Opinião

Obrigado, Dra. Rosemary

São 01h50. Eu não consigo dormir. Achei melhor vir escrever. Achei que esse relato seria dado em outro momento. Sinceramente não achei que seria agora. E nessa circunstância.

Quando os números de Manaus “melhoraram” em julho do ano passado, achei que seria importante ouvir a pessoa que melhor acompanhou todo esse processo. Se alguém teria respostas, seria a dra. Rosemary Pinto, diretora-presidente da Fundação de Vigilância em Saúde do Amazonas (FVS-AM), que a Covid-19 matou nesta sexta-feira (22/01).

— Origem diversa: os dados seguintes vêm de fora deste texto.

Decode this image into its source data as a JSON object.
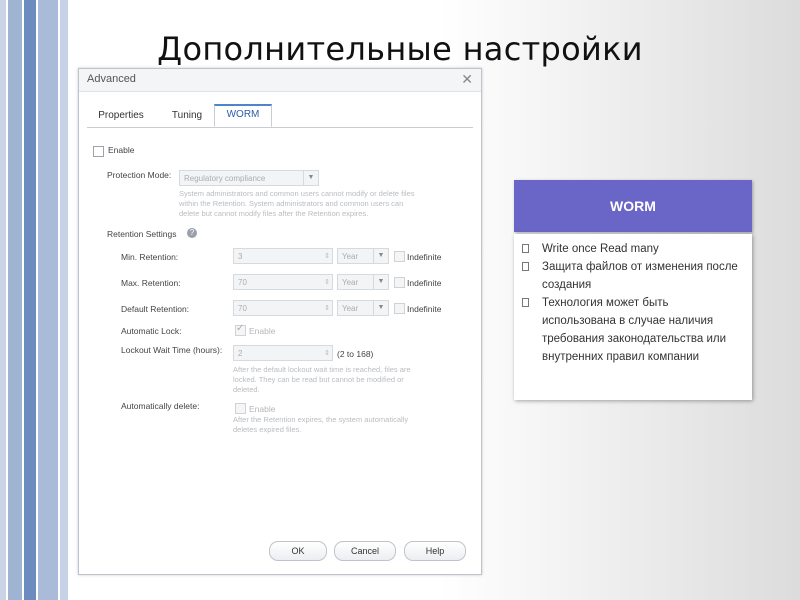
{
  "slide": {
    "title": "Дополнительные настройки"
  },
  "dialog": {
    "title": "Advanced",
    "close_icon": "close-icon",
    "tabs": [
      {
        "label": "Properties",
        "active": false
      },
      {
        "label": "Tuning",
        "active": false
      },
      {
        "label": "WORM",
        "active": true
      }
    ],
    "enable_label": "Enable",
    "protection_mode": {
      "label": "Protection Mode:",
      "value": "Regulatory compliance",
      "hint": [
        "System administrators and common users cannot modify or delete files",
        "within the Retention. System administrators and common users can",
        "delete but cannot modify files after the Retention expires."
      ]
    },
    "retention_settings": {
      "label": "Retention Settings",
      "help_icon": "question-icon",
      "min": {
        "label": "Min. Retention:",
        "value": "3",
        "unit": "Year",
        "indefinite": "Indefinite"
      },
      "max": {
        "label": "Max. Retention:",
        "value": "70",
        "unit": "Year",
        "indefinite": "Indefinite"
      },
      "default": {
        "label": "Default Retention:",
        "value": "70",
        "unit": "Year",
        "indefinite": "Indefinite"
      }
    },
    "automatic_lock": {
      "label": "Automatic Lock:",
      "enable": "Enable",
      "checked": true
    },
    "lockout_wait": {
      "label": "Lockout Wait Time (hours):",
      "value": "2",
      "range": "(2 to 168)",
      "hint": [
        "After the default lockout wait time is reached, files are",
        "locked. They can be read but cannot be modified or",
        "deleted."
      ]
    },
    "automatically_delete": {
      "label": "Automatically delete:",
      "enable": "Enable",
      "checked": false,
      "hint": [
        "After the Retention expires, the system automatically",
        "deletes expired files."
      ]
    },
    "buttons": {
      "ok": "OK",
      "cancel": "Cancel",
      "help": "Help"
    }
  },
  "worm_card": {
    "title": "WORM",
    "items": [
      "Write once Read many",
      "Защита файлов от изменения после создания",
      "Технология может быть использована в случае наличия требования законодательства или внутренних правил компании"
    ]
  },
  "colors": {
    "card_header": "#6a66c8",
    "active_tab": "#2a5ea8"
  }
}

Fala mansa e serena, Rosemary atuava há 22 anos como representante do Amazonas na Câmara Técnica de Vigilância em Saúde do Conselho Nacional de Secretários Estaduais de Saúde (Conass). Tinha experiência no controle de surtos, epidemias e situações inusitadas, trabalhando ativamente em todos os surtos registrados no estado ao longo dos últimos 25 anos.

Quando entrei em contato com a assessoria da FVS, pedi uma entrevista. Poderia ser por telefone mesmo (afinal, pandemia, né?). Ela insistiu que fosse presencialmente. Estranhei, mas fui até lá, no dia 11 de julho, com muitas perguntas na cabeça.

Conversamos por quase duas horas. O que era uma entrevista, que me rendeu boas pautas, acabou virando uma conversa quase informal. Percebi o real motivo dela querer minha presença ali. Era como se precisasse falar olhando nos olhos de alguém. O sentimento que percebi nela foi um só: resignação.

“Não retomamos as atividades porque podíamos. Retomamos porque precisávamos”. Foi uma das suas primeiras frases. Nunca mais saiu da minha cabeça. Narrou com revolta e indignação o episódio onde o governo do estado tentou desesperadamente fechar os portos do interior na tentativa de conter o coronavírus em Manaus, mas foi impedido pela Advocacia Geral da União (AGU), que permitiu as viagens, levando o vírus aos ribeirinhos. Ficou muito claro que os profissionais de saúde, personificados ali por ela, não enfrentaram só o SARS-COV-2, enfrentaram também as atitudes irresponsáveis dos gestores públicos do país.

Em dado momento, ela se tornou mais pessoal. Ela me contou do medo de levar o vírus para casa. Familiares, jovens e idosos, com comorbidades e do grupo de risco. Dos dias voltando para casa às 03h. Do cansaço. Do peso da responsabilidade.

Pediu também para que nós, jornalistas, contássemos as histórias dos profissionais de saúde que dão seu sangue na linha de frente de uma guerra cruel e implacável, onde lutam praticamente sozinhos, diante do negacionismo inclusive de muitos daqueles que tentam salvar e dos nossos governantes. Eu pretendo fazer isso e espero que os colegas façam o mesmo. Por isso também escrevo esse texto.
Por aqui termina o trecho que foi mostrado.